No Caminhão Baú
Lá vai pela estrada de terra sem fim, pairando no ar a poeira seca e toxicante; sufocante, e, por trechos enlameados; carreados, e escorregadios; arredios, ora retas de não se ver o fim, ora por curvas tortas; mortas, e, muitas, sem a visão do final deste túnel.
O caminhão é um Baú, com as portas traseiras trancadas por cadeados surrados; esmurrados, e, enferrujados; engasgados, até que por fim as portas se abrem, e o condutor anônimo nem se dá conta, e objetos caem aos poucos na estrada deixando um rastro do caminho; sem ninho.
Estrada com poucos trechos reparados; costados , e, com pedras nos buracos, e os pneus corroídos, gastos, decepcionados, rodam com dor, e algumas pedras saltam em malabarismos; casuísmos, e, sem rumo e naquele vazio de floresta baixas atingem insetos inocentes; picantes.

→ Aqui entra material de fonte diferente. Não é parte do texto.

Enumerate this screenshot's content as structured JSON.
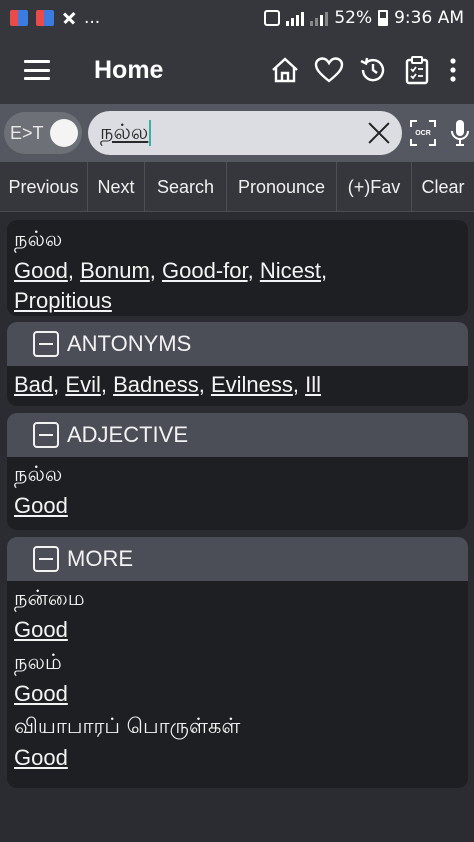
{
  "status_bar": {
    "left_extra": "...",
    "battery": "52%",
    "time": "9:36 AM"
  },
  "app_bar": {
    "title": "Home",
    "icons": [
      "home-icon",
      "heart-icon",
      "history-icon",
      "clipboard-icon",
      "more-icon"
    ]
  },
  "search": {
    "mode_toggle": "E>T",
    "query": "நல்ல",
    "ocr_label": "OCR"
  },
  "buttons": [
    "Previous",
    "Next",
    "Search",
    "Pronounce",
    "(+)Fav",
    "Clear"
  ],
  "main_result": {
    "word": "நல்ல",
    "translations": [
      "Good",
      "Bonum",
      "Good-for",
      "Nicest",
      "Propitious"
    ]
  },
  "antonyms": {
    "header": "ANTONYMS",
    "items": [
      "Bad",
      "Evil",
      "Badness",
      "Evilness",
      "Ill"
    ]
  },
  "adjective": {
    "header": "ADJECTIVE",
    "word": "நல்ல",
    "translation": "Good"
  },
  "more": {
    "header": "MORE",
    "entries": [
      {
        "word": "நன்மை",
        "translation": "Good"
      },
      {
        "word": "நலம்",
        "translation": "Good"
      },
      {
        "word": "வியாபாரப் பொருள்கள்",
        "translation": "Good"
      }
    ]
  }
}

Dentro do Baú segue uma mudança de poucos móveis velhos; evangelhos, e, um destino sem destino, em desesperanças; crianças ,e , almas perambulando nos balanços da carroceria; porcaria, e, na sonolência; indecência, e, mórbida; sórdida; e, os sonhos exalam odores de suor e mofo cafofo, e, o caminhão segue sofrido; ardido, e, sem rumo. Um calor escaldante; estonteante; torturante, e, de uma morbidez acintosa a dignidade humana de ser.
Lá vai uns migrantes a procura de uma nova cidade sem lei.
Que cidade?
A primeira que vier, que se pode ver, que tem casas, barracos e ruas e vielas: velas, ao ar, ao vento, como um navegante em alto mar sem bússola.

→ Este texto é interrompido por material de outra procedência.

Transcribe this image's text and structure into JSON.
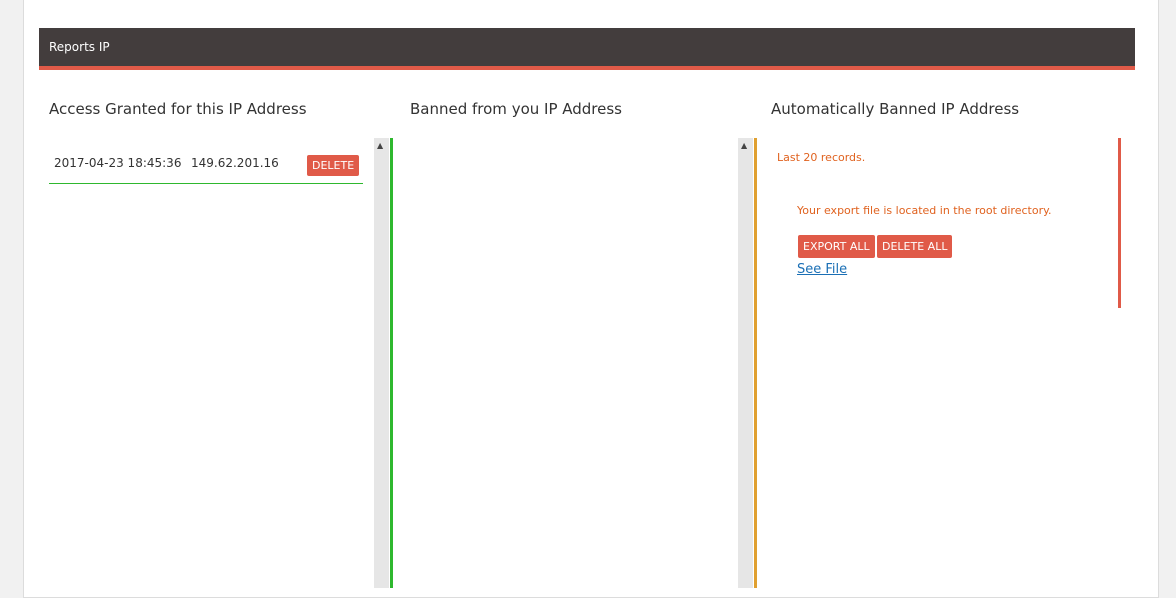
{
  "header": {
    "title": "Reports IP"
  },
  "columns": {
    "granted": {
      "title": "Access Granted for this IP Address"
    },
    "banned": {
      "title": "Banned from you IP Address"
    },
    "auto_banned": {
      "title": "Automatically Banned IP Address"
    }
  },
  "granted_rows": [
    {
      "date": "2017-04-23 18:45:36",
      "ip": "149.62.201.16",
      "delete_label": "DELETE"
    }
  ],
  "auto_panel": {
    "records_note": "Last 20 records.",
    "export_note": "Your export file is located in the root directory.",
    "export_all_label": "EXPORT ALL",
    "delete_all_label": "DELETE ALL",
    "see_file_label": "See File"
  },
  "scroll_icon": "▲",
  "colors": {
    "header_bg": "#433d3d",
    "accent": "#e05a48",
    "green": "#2eb82e",
    "orange": "#e0a030",
    "note_text": "#e0621f"
  }
}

O caminhão Baú segue nas expectativas esperançosas das desesperanças de milhares de brasileiros invisíveis; fusíveis, e, com o céu de cor de anil neste Brasil, quase, varonil.
FIM
Antonio Domingos
18 de agosto de 2019
Comentários
O relato é a cara de muitos brasileiros que se aventuram para as cidades mais desenvolvidas em busca dos sonhos. Que texto maravilhoso!
Meus aplausos!
Destacado!
Obrigado amiga pela leitura e proveitoso comentário.Grato pelo destaque. Feliz.
abraços poéticos de Antonio
Obrigado prezada Margarida pela leitura e comentário.